TOKYO, April 16 (Reuters) – Global stocks stood near record highs on Friday after strong U.S. and Chinese economic data cemented expectations of a solid global recovery from the coronavirus-induced slump.
European shares are expected to inch higher, with Euro Stoxx futures up 0.1% and Britain’s FTSE futures slightly higher.
MSCI’s broadest index of Asia-Pacific shares outside Japan was last up 0.25%, with Shanghai shares adding 0.6%. Japan’s Nikkei ticked up 0.1%.
MSCI’s broadest gauge of world stocks ticked up 0.05% by late Asian trade, staying just below Thursday’s record peak.
“Markets look ahead to economic normalisation as vaccines will go around. Stock prices are likely to rise gradually while looking at upcoming earnings,” said Tomo Kinoshita, global market strategist at Invesco Asset Management in Tokyo.
Markets in Asia were largely steady after China reported record 18.3% growth in the first quarter, though the reading slightly undershot expectations, while retail sales bounced strongly last month.
The data did little to change the view that its brisk expansion is expected to moderate later this year as the government turns its attention to reining in financial risks in overheating parts of the economy.
“Regulators might make further efforts to cool down the property market and control domestic leverage. Fiscal discipline might also be strengthened, leading to deceleration in local government financing and infrastructure investment,” said Chaoping Zhu, global market strategist at J.P. Morgan Asset Management in Shanghai.
Data from the U.S. overnight was also upbeat, with retail sales rebounding 9.8% in March, pushing the level of sales 17.1% above its pre-pandemic level to a record high.
The brightening economic prospects were underscored by other data, including first-time claims for unemployment benefits tumbling last week to the lowest level since March 2020.
“The U.S. recovery looks really strong. And now that restaurants and hotels, both of which are labour intensive, are reopening, we could see sharp gains in payrolls in coming month,” said Koichi Fujishiro, senior economist at Dai-ichi Life Research.
Despite strong data, U.S. bond yields dropped, in part driven by Japanese buying, as they have began a new financial year this month.
The 10-year U.S. Treasuries yield dropped to 1.529%, a five-week low, on Thursday and last stood at 1.578% , off its 14-month high of 1.776% set at the end of March.
“The market has already fully priced in an U.S. economic recovery in the near term. And if the Federal Reserve will keep interest rates on hold for the next two to three years, no doubt the carry of U.S. bonds would be very attractive compared with Japanese or euro zone bonds,” said Chotaro Morita, chief fixed income strategist at SMBC Nikko Securities.

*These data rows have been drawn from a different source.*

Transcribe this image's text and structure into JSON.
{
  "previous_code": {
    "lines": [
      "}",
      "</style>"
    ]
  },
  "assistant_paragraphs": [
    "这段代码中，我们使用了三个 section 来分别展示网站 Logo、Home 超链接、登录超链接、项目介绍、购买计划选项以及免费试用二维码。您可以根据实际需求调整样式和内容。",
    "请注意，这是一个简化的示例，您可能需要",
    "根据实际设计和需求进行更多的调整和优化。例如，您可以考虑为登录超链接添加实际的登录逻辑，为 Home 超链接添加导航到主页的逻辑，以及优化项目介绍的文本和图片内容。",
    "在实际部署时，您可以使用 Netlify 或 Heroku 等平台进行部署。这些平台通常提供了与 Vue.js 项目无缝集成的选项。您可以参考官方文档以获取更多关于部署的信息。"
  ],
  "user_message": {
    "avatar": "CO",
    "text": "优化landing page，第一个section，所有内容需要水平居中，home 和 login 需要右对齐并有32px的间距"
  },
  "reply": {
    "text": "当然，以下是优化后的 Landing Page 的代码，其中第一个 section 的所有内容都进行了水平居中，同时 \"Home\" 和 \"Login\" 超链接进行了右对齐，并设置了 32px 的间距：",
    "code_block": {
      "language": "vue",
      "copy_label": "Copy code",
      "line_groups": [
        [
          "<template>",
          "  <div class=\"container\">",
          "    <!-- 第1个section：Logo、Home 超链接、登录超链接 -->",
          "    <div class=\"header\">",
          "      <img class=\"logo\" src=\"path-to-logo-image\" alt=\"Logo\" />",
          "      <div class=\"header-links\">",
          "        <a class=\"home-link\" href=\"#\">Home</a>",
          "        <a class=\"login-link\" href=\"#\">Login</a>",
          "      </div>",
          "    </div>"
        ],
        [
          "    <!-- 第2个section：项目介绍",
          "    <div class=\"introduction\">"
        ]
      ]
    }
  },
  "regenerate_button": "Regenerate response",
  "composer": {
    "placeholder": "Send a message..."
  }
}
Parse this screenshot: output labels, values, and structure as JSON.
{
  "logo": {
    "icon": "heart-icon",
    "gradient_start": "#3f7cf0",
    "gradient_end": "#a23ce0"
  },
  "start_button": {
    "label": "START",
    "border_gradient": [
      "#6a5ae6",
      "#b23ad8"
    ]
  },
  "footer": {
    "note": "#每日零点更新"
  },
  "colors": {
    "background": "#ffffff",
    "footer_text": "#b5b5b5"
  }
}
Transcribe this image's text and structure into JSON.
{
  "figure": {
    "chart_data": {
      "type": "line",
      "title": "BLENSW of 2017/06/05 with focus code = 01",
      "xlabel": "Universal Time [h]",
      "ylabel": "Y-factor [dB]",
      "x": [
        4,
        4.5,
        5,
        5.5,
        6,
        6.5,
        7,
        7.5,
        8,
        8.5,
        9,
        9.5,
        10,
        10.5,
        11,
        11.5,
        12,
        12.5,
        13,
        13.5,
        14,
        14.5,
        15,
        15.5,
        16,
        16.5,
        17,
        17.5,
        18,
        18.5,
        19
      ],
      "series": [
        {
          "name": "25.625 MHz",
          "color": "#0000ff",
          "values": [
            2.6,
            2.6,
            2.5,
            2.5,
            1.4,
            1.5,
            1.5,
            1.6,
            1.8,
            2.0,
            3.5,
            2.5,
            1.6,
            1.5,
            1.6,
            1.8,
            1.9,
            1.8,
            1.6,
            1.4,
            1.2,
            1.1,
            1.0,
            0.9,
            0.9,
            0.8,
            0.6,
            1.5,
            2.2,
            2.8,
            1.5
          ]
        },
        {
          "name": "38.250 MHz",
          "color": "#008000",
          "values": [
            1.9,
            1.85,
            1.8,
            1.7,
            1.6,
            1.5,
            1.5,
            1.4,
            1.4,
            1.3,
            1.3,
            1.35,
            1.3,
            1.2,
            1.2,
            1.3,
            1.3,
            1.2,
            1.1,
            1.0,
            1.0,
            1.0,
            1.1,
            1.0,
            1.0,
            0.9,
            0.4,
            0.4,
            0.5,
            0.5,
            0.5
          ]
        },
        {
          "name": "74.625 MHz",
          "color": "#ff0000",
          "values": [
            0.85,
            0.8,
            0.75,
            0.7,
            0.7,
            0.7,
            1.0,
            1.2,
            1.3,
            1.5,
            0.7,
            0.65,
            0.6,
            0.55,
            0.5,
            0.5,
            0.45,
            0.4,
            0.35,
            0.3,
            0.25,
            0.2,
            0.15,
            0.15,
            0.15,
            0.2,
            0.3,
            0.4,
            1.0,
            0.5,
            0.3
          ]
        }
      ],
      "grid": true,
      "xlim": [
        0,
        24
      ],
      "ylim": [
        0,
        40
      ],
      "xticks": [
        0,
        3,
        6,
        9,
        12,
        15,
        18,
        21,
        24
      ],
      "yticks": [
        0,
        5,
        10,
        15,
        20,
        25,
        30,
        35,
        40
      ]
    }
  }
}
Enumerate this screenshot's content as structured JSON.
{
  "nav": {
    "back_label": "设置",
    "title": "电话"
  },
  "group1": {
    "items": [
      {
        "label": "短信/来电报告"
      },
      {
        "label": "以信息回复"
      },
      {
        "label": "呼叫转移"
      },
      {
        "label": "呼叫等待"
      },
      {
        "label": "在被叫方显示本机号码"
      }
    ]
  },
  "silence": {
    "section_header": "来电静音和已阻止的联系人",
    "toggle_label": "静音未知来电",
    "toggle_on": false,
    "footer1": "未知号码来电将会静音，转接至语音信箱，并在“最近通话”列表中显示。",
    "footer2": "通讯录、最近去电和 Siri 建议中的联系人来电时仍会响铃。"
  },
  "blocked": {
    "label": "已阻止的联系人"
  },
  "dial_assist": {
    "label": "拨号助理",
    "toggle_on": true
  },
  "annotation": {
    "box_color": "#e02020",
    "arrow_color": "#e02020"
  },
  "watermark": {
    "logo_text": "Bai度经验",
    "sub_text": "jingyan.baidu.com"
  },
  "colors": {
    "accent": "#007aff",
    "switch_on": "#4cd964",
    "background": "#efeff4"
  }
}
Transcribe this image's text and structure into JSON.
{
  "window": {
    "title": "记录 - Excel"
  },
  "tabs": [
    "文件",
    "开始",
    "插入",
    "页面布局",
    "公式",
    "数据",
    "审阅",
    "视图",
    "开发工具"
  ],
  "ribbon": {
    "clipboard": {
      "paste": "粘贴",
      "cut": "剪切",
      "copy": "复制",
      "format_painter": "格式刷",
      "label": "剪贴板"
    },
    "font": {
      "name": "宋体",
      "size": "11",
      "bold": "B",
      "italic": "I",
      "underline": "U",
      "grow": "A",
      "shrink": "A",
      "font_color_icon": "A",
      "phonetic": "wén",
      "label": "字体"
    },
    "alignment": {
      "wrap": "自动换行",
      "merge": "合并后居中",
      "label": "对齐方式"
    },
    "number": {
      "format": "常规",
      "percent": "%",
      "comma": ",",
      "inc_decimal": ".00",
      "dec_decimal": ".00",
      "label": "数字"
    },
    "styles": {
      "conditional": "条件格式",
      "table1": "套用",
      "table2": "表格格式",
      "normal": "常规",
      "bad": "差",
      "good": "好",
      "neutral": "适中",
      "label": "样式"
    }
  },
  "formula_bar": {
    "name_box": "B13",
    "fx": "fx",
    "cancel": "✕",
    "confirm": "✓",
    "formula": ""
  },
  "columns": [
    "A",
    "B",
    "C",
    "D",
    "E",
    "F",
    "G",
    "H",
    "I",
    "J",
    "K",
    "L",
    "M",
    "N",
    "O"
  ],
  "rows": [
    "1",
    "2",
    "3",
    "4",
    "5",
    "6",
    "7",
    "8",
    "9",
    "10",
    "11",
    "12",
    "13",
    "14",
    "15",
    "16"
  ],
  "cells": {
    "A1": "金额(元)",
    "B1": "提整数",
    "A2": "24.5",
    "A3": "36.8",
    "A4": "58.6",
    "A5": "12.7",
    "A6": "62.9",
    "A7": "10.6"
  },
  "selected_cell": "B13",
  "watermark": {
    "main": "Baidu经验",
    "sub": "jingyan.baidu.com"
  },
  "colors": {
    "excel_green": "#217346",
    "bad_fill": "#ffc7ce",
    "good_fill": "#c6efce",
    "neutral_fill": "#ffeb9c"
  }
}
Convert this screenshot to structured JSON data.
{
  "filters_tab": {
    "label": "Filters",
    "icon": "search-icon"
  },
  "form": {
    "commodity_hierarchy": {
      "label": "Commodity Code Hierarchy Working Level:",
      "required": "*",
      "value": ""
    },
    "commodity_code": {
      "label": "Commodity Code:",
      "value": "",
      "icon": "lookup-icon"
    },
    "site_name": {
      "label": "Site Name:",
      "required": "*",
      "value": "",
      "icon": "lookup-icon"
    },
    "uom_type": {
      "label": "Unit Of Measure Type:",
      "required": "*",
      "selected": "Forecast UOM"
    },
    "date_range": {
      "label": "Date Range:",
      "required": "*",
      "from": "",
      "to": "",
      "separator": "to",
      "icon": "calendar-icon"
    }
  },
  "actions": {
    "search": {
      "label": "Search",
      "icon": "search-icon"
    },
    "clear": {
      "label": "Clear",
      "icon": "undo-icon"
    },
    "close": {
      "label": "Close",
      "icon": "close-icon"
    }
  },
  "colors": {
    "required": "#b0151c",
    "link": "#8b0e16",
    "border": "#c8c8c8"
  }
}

The fall in long-term bond yields benefited stocks, and particularly tech shares, given the idea that their historically expensive valuations can be justified because investors would have no choice but to buy shares to make up for low returns from bonds.
On Wall Street, the S&P 500 advanced 1.11% while the tech-heavy Nasdaq Composite added 1.31%, nearing its record peak set in February.
In the currency market, lower U.S. yields were a drag on the U.S. dollar.
The euro stood at $1.1951, having hit a six-week high of $1.19935 overnight while the U.S. currency slipped to a three-week low of 108.61 yen and last traded at 108.89.
Gold also hit a seven-week high of $1,769 per ounce and last stood at $1,765.50.
Oil prices hit one-month highs on higher demand forecasts from the International Energy Agency (IEA) and OPEC, in addition to positive U.S. and Chinese data.
Brent futures gained 0.6% at $67.37 per barrel, while U.S. crude rose 0.55% to 63.81 per barrel, both on course for their first substantial weekly gains in six.